The judging aligns with specific academic criteria: The GYFF is now a part of the Fairchild Challenge at GBC. The Fairchild Challenge was designed by GBC’s sister organization, the Fairchild Tropical Botanic Garden in Coral Gables, Fla.

The Fairchild Challenge has been recognized as a benchmark for STEM education and for empowering students to become the next generation of scientists, researchers, educated voters, policymakers, and environmentally minded citizens. Since last year, GYFF has communicated with multiple community partners to expand the breadth of GYFF touching underserved students as well as those engaged already in filmmaking programs.

The Town of Greenwich Conservation Commission and GPS PTAC Green Schools support the initiative along with Faculty advisers.

“Our teachers and students can build credibility, we reach out to over 100 schools and share cutting-edge filmmaking, media, and entertainment resources from multiple industry experts relevant to students considering further study or engagement with the broad array of jobs in the media and entertainment fields,” said Chojar, who co-chairs the event.

Films are accepted and first, second and third place awards are given in social action; creative; documentary; animation; and experimental.

Best of Festival and Best Film Poster will also be awarded, along with first, second and third place in Best First Year Film Student Submission.

There is a $10 registration fee for film submissions and scholarships are available as needed.
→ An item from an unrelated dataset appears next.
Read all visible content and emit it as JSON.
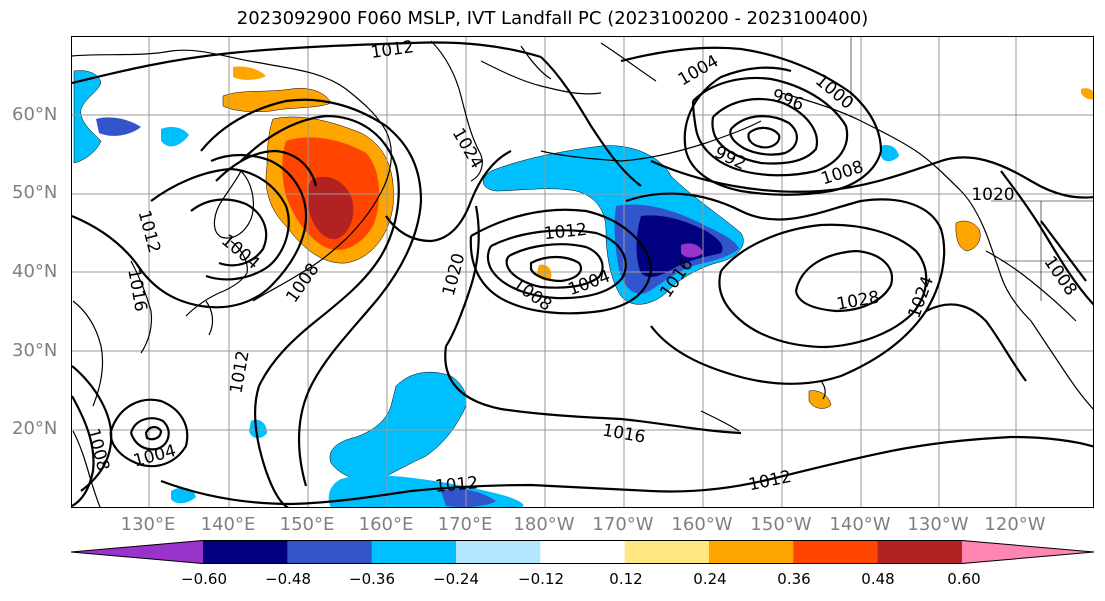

For more information please email the GYFF division at Greenwich Botanical Center at gyff@greenwichbotanicalcenter.org. More information about the Fairchild Challenge, enrollment forms, and details on all challenges are posted at www.greenwichbotanicalcenter.org.
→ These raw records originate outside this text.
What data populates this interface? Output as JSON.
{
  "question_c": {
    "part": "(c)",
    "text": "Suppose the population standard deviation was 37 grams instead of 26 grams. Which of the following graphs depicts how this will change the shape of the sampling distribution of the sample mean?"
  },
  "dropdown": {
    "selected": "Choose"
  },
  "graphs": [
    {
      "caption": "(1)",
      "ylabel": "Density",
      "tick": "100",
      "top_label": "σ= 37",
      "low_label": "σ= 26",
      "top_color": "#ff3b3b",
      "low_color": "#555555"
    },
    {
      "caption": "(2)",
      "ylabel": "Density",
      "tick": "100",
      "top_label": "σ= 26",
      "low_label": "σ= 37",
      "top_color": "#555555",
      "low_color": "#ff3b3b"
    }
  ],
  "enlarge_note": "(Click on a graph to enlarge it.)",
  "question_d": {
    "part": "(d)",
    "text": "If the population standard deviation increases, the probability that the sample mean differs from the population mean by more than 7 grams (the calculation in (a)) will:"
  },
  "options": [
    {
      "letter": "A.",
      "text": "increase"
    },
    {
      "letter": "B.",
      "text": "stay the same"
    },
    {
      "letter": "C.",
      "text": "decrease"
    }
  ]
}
The Greenwich Botanical Center is a nonprofit volunteer organization dedicated to promoting horticulture, conservation, and the arts through educational programs, outreach activities, and special events.

It is located within the Montgomery Pinetum, in Cos Cob, with greenhouses, a teaching vegetable garden, classrooms, pond, and collections of evergreens, woodland trails, wildflowers, as well as a peony garden, old stone structures, sculptures, and a gift shop.